共有は、1つの物を複数人が持分をもって所有する状態です。カギは保存・管理・変更で必要な同意が違うこと。2023年施行の民法改正(共有関係の見直し)もふまえ、持分・共有物の管理・分割請求を整理します。
この記事の要点
- 持分=各共有者がもつ所有の割合。明らかでないときは相等しいと推定(250条)。持分の処分は各自自由
- 保存行為=各共有者が単独でできる(252条5項)
- 管理行為=持分価格の過半数で決する(252条1項。軽微変更・短期の賃貸借を含む)
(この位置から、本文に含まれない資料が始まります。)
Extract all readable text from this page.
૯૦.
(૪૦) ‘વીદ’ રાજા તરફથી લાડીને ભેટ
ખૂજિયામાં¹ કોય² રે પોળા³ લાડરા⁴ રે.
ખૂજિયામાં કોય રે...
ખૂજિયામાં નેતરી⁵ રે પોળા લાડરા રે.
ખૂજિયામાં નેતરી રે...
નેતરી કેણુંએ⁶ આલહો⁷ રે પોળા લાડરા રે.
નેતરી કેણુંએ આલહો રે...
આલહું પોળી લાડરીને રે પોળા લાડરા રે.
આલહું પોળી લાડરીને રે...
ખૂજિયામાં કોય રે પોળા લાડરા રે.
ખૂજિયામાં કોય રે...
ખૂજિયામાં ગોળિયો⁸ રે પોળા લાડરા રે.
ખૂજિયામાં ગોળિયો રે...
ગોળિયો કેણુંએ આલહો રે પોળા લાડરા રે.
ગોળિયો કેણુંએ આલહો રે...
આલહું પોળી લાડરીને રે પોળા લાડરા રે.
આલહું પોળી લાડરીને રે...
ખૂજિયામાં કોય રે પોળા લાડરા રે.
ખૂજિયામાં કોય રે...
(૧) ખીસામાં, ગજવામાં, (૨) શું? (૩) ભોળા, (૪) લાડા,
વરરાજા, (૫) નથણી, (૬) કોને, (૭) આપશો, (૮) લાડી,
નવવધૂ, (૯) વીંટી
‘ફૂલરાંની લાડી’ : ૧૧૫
- 変更行為(重大)=共有者全員の同意が必要(251条1項)
- 分割請求=各共有者はいつでもできる(256条。不分割特約は5年以内)
持分とは
各共有者は、共有物の全部について、その持分に応じた使用をすることができます(249条1項)。持分の割合は法律の規定や合意で決まりますが、明らかでないときは相等しいものと推定されます(250条)。各共有者は、自己の持分を自由に処分(譲渡・担保設定)できます。一方、共有物全体の処分には全員の同意が必要です。
保存・管理・変更の区別(最重要)
| 行為 | 内容の例 | 必要な同意 | 条文 |
|---|---|---|---|
| 保存行為 | 修繕、不法占拠者への明渡し請求 | 各自単独 | 252条5項 |
| 管理行為 | 利用・改良、軽微な変更、短期の賃貸借 | 持分価格の過半数 | 252条1項 |
| 変更行為(重大) | 形状・効用の著しい変更、売却 | 全員の同意 | 251条1項 |
2023年施行の民法改正で、形状又は効用の著しい変更を伴わない「軽微変更」は管理行為(過半数)で行えることが明確化されました。
共有物分割(256条)
各共有者は、いつでも共有物の分割を請求できます(256条1項)。ただし、5年を超えない期間で分割をしない旨の特約(不分割特約)を結ぶことは可能です。協議が調わないときは、裁判所に分割を請求できます。
分割の方法には、次の3つがあります。
- 現物分割:物を物理的に分ける。
- 賠償分割(価格賠償):一人が取得し、他の共有者に持分の対価を支払う。
- 換価分割(競売):競売して代金を分ける(現物・賠償が困難なとき)。
ソクのひとこと
試験で狙われるひっかけ4選
- 「共有物の保存行為には、共有者全員の同意が必要である」→ ✕: 保存行為は各自単独でできます(252条5項)。
- 「共有物の管理に関する事項は、共有者全員の同意で決する」→ ✕: 持分価格の過半数で決します(252条1項)。
- 「各共有者は、他の共有者の同意がなければ自己の持分を処分できない」→ ✕: 持分は各自自由に処分できます。
- 「共有者は、いつでも共有物の分割を請求することができる」→ ○: 256条のとおりです(不分割特約は5年以内)。
○×一問一答で総点検
○か×を選ぶと、正誤と解説が表示されます。まずは自分で答えてみましょう(アウトプット練習)。
各共有者は、共有物の全部について、その持分に応じた使用をすることができる。
共有物の保存行為をするには、共有者全員の同意が必要である。
共有物の管理に関する事項は、各共有者の持分の価格に従い、その過半数で決する。
各共有者はいつでも共有物の分割を請求できるが、5年を超えない期間内は分割をしない旨の契約をすることができる。
よくある質問(FAQ)
Q. 保存・管理・変更の違いは?
A. 保存行為は各自単独(252条5項)、管理行為は持分の過半数(252条1項)、重大な変更行為は全員同意(251条1項)です。
Q. 自分の持分だけを売れる?
A. 売れます。各共有者は自己の持分を自由に処分できます。共有物全体の処分には全員の同意が必要です。
Q. 共有物の分割はいつでもできる?
A. できます(256条)。ただし5年を超えない範囲で不分割特約を結ぶことは可能です。
まとめ
- 持分=明らかでないときは相等しいと推定(250条)。持分の処分は各自自由。
- 保存=単独(252条5項)/管理=過半数(252条1項)/変更(重大)=全員同意(251条1項)。
- 2023年改正で軽微変更は管理(過半数)に。
- 分割請求はいつでも可(256条。不分割特約は5年以内)。